A Mixed View on Iran's Border

Times Staff Writer

Like many of the Arabs from this southwestern city, Qassem Khatamian didn't realize how he felt about the war in Iraq until it started.

He considered Saddam Hussein a butcher, and thought favorably, if vaguely, of his toppling. But once he confronted the reality of war -- night after night of explosions across the river in southern Iraq and news of deaths in Basra, where he has family -- he wasn't so sure.

"I personally know many who would go to fight for Iraq; we're just waiting for the call to jihad [or holy war], and for Iran to open the border," he said. "We don't want to fight for Saddam, but for our people, our oil and our land. It has nothing to do with him."

From his small shop on the banks of the murky Arvand River, what Iranians call the Shatt al Arab, which separates Iran from southern Iraq, Khatamian, 22, sells imported Coca-Cola and sundries such as hand lotion and toy tanks. In the evenings, he has a front-row seat to the war. Basra is only 30 miles away, and explosions, circling U.S. or British aircraft, and antiaircraft fire light up the sky.

On Friday, a stray missile tore into an abandoned oil warehouse three miles away, leaving a charred ruin of corrugated metal and three injured civilians. Iranian authorities are still trying to determine whether the missile belonged to Iraqi or U.S.-led forces, and are working to calm residents.

Many of the residents of Abadan and nearby Khorramshahr didn't wait for the war to start before they fled the area. Even if there is no fighting on this side of the border, most are still recovering emotionally from Iran's own war with Hussein, which ended 15 years ago. The sounds of war so close at hand invoke painful memories.

These border cities witnessed the fiercest fighting of the eight-year Iran-Iraq war. It was here that Iraqi forces launched their invasion in 1980 with a massive air and ground assault. Bullet-riddled buildings, trenches, decaying Iraqi tanks and scorched, topless palm trees still bear testament to the devastation. Hotel workers recall when guest rooms were turned into makeshift hospital rooms to treat soldiers suffering injuries from Iraq's chemical weapons.

If and when the war moves north past Basra, residents hope business will return to normal.

Abbas Sabaii returned to Abadan eight years ago from Glendale to open an ice cream parlor. On Tuesday, only one forlorn family sat picking at saffron and pistachio ice cream.

The start of the war also grounded fishing boats that normally ply the waters off Iraq's Al Faw peninsula.

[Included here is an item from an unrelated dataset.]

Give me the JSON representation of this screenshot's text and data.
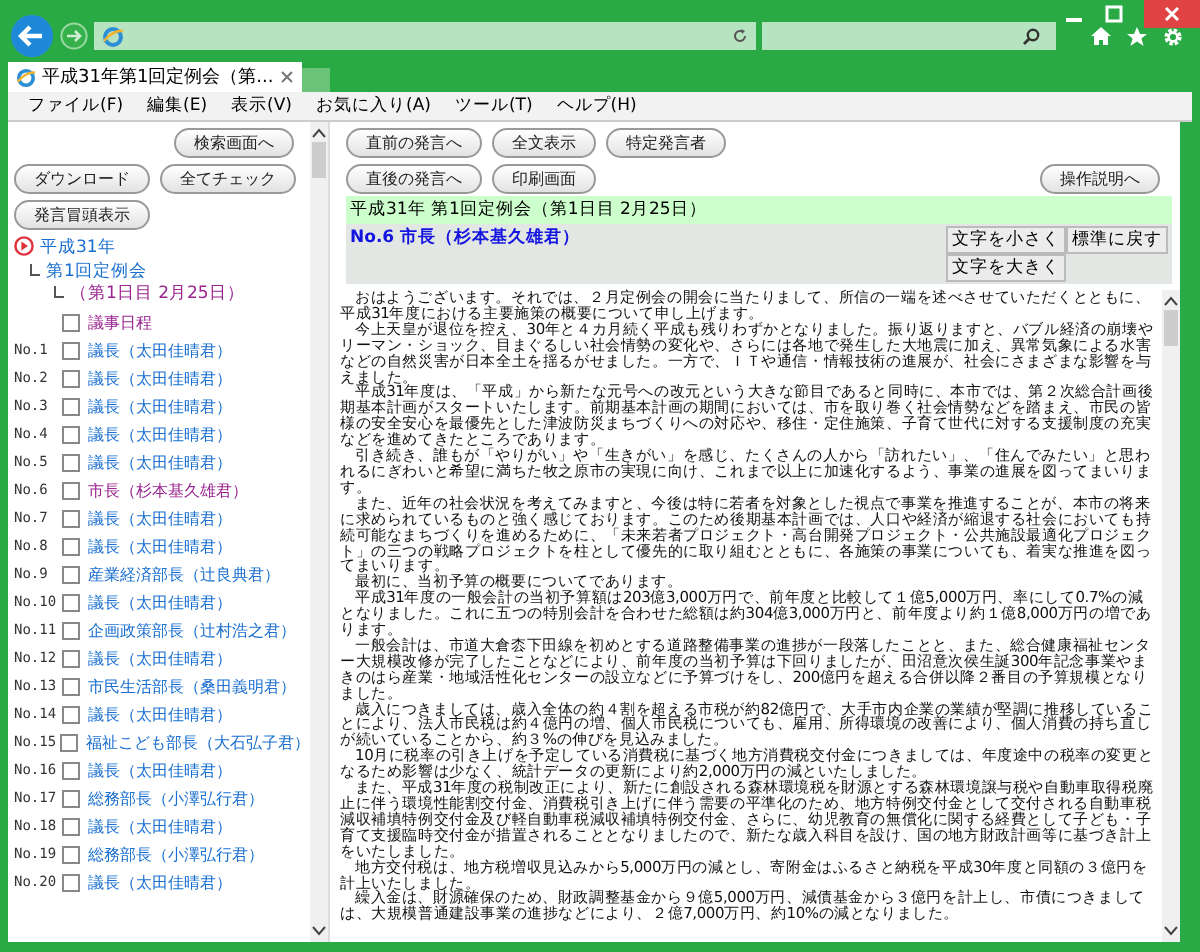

Issa Nasseri took the engine of his little wooden boat home, but stood in the muddy river, his lime green robe tied about his waist, untangling nets.

"I fought in the war with Iraq, but I was never so afraid at the front as I was the night the bombing started," he said.

Perspectives on the war in Abadan often reflect the ethnic split among residents, many of whom are Arab nomads or Arabic-speaking Iranians. Many still have family in Iraq, are more comfortable speaking Arabic than Persian, and identify with Iraq culturally in a way that makes them ambivalent about the war.

On Monday, about 700 people demonstrated against the war in the slums of the provincial capital of Ahvaz, chanting, "With our blood, our spirits, we sacrifice ourselves for you, Saddam." The crowd gathered outside a religious school, where a local imam preached that it was their duty to support the Iraqis, local news agencies said.

A few nervous shopkeepers in the garbage-lined streets insisted that the crowd had shouted its support of Islam, rather than of Hussein. In Arabic, the chant rhymes either way. Arab residents fear local officials will punish them for appearing to support Iran's historic enemy.

The unease of the local Arab community about the war grows as rumors filter across the border about the chaos in Basra, and atrocities committed by the Iraqi regime in the days leading up to war.

There is both dismay and pride at the fierce resistance reported in Basra.

"Everyone is terrified," said a visiting Iraqi who identified himself as Kazem. "They remember what happened in the last war to soldiers who deserted, and people who rose against the regime."

For some, the war is a distraction from a sleepy provincial life.

Down the river, local residents were spending the afternoon on the small wharf across from Iraqi territory.

Families ate falafel and popcorn, browsed through shops and peered into Iraq for signs of action. A man videotaped an Iraqi military speedboat whizzing past. Children ran around waving balloons.

"At night, the women scream when they hear the bombs," said Hakim Alvand, an 18-year-old fisherman, guarding his catch of small fish. "But I'm not scared. War is nothing new."